Ms Summaiyya Qureshi completed her bachelor's degree in International Relations from the Lahore College for Women University, Lahore. Her areas of interest include geopolitics, foreign policy analysis, and nuclearization.
After witnessing the United States’ nuclear attack on Hiroshima and Nagasaki in 1945, the world turned its attention toward nuclear power and started investing in it. Lenin was the first Soviet Union leader who started a nuclear power station north of Chernobyl, a city in Ukraine, in 1977.
Almost 115000 to 135000 people were residing within a 30 km radius of the plant at the time of the accident. Four nuclear reactors of RMBK-1000 design were working at the site while two more reactors were under construction at the time of the accident. The Chernobyl nuclear disaster happened on 26th April 1986 due to the explosion of reactor no 4.
How Did the Incident Happen?
According to the World Nuclear Association, it was the consequence of significant blunders committed by the site operator combined with the Soviet Union’s flawed designed reactor. The detonated reactor unit was built in 1983, along with unit 3; the reactor’s first two units were built between 1970 and 1977.
At the time of the incident, the workers were performing a test on Chernobyl reactor four to see the working of the RBMK reactor under limited power flow and to analyze the loss of power. They had already failed to perform this test before. Workers turned down the reactor to 25% of its capacity, but when the capacity was dropped to 1%, and then when they tried to increase the power, the reactor got out of control.
An emergency shutdown of the reactor failed which then caused pressure, and under this pressure, water pumps failed, so there was zero water flow and therefore, the reactor exploded. According to an engineer witness. “The 1.5 ton blocks atop the fuel channel of the upper biological shield begin jumping up and down and you could feel the shock waves through the building structure.”
Burning fuel and cold water ejected a mass of steam that could not leave, causing pressure to raise and resulting in radioactive leakage. Air started getting into the reactor, which caused the fire. The second explosion happened when hydrogen from hot water steam contacted zirconium. It was a much bigger explosion than the previous one.
The environment was filled with radiation, and while firefighters tried to end the fire, they were unaware of the danger due to radiation leakage. For days, helicopters dumped kilograms of clay, sand, and boron to extinguish the fire and prevent radioactive spread. For ten days, a radioactive material dominated the air and fell as dust in the vicinity, while smaller particles were distributed by air in adjacent places.

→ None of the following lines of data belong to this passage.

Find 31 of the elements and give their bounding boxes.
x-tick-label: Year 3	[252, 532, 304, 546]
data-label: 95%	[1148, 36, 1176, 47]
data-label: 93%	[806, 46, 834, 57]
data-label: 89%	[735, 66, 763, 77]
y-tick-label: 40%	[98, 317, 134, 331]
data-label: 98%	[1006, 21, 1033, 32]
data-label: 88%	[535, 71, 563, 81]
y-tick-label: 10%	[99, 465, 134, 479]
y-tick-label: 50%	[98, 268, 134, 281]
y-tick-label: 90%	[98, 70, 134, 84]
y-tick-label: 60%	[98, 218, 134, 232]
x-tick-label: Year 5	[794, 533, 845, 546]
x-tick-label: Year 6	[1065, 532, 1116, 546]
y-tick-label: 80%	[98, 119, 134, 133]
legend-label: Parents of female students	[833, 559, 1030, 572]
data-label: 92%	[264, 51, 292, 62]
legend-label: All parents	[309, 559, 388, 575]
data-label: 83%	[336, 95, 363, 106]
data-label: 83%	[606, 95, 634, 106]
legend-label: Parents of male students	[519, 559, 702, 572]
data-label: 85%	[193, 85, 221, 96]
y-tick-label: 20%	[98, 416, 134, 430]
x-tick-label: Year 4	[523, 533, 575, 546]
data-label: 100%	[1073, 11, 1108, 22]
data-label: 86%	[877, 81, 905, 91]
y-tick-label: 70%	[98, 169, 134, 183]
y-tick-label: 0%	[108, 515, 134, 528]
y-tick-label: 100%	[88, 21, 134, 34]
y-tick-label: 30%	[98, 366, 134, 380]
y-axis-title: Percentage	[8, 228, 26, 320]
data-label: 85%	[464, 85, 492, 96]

If we look at the specifications of the RBMK-1000 reactor, we discover that it ran on uranium dioxide fuel enriched with the uranium-235 isotope. When a neutron hit the isotope, it created Xenon 135, which caused the catastrophe. Furthermore, the reactor employed graphite blocks to impede the travel of neutrons, causing them to collide with uranium 235, causing it to fission and produce the energy required to heat or boil water in the reactor.
The entire purpose of utilizing uranium 235 was to transform water into steam which aids in the operation of the turbine, generating energy. Controlling the number of striking neutrons is a common means of slowing or speeding up the reactor. To control the number of neutrons, Xenon 135 or boron carbide control rods are used. Reactors have a negative void coefficient, which is designed to have negative feedback.
Even if the water in the reactor drops, using the void coefficient, it never gets out of control, but that was not the case with the RBMK-1000 reactor used in Chernobyl. The controller rods in RBMK-1000 reactors were removed because of the supervisor and deputy chief engineer Anatoly Dyatlov’s orders, which are violations of reactor protocols.
Consequences of the Chernobyl Nuclear Disaster
Two workers died on the scene, and 28 perished during the first two weeks following the Chernobyl nuclear disaster. Other sections of the Soviet Union were also exposed to low levels of radionuclides (iodine 131, cesium 134, and cesium 137), putting them at risk of cancer. The acute radiation syndrome (ARS) ratio got higher in the area. Throughout 1986, the total number of thyroid cancer cases documented among individuals under the age of 18 surpassed 20000.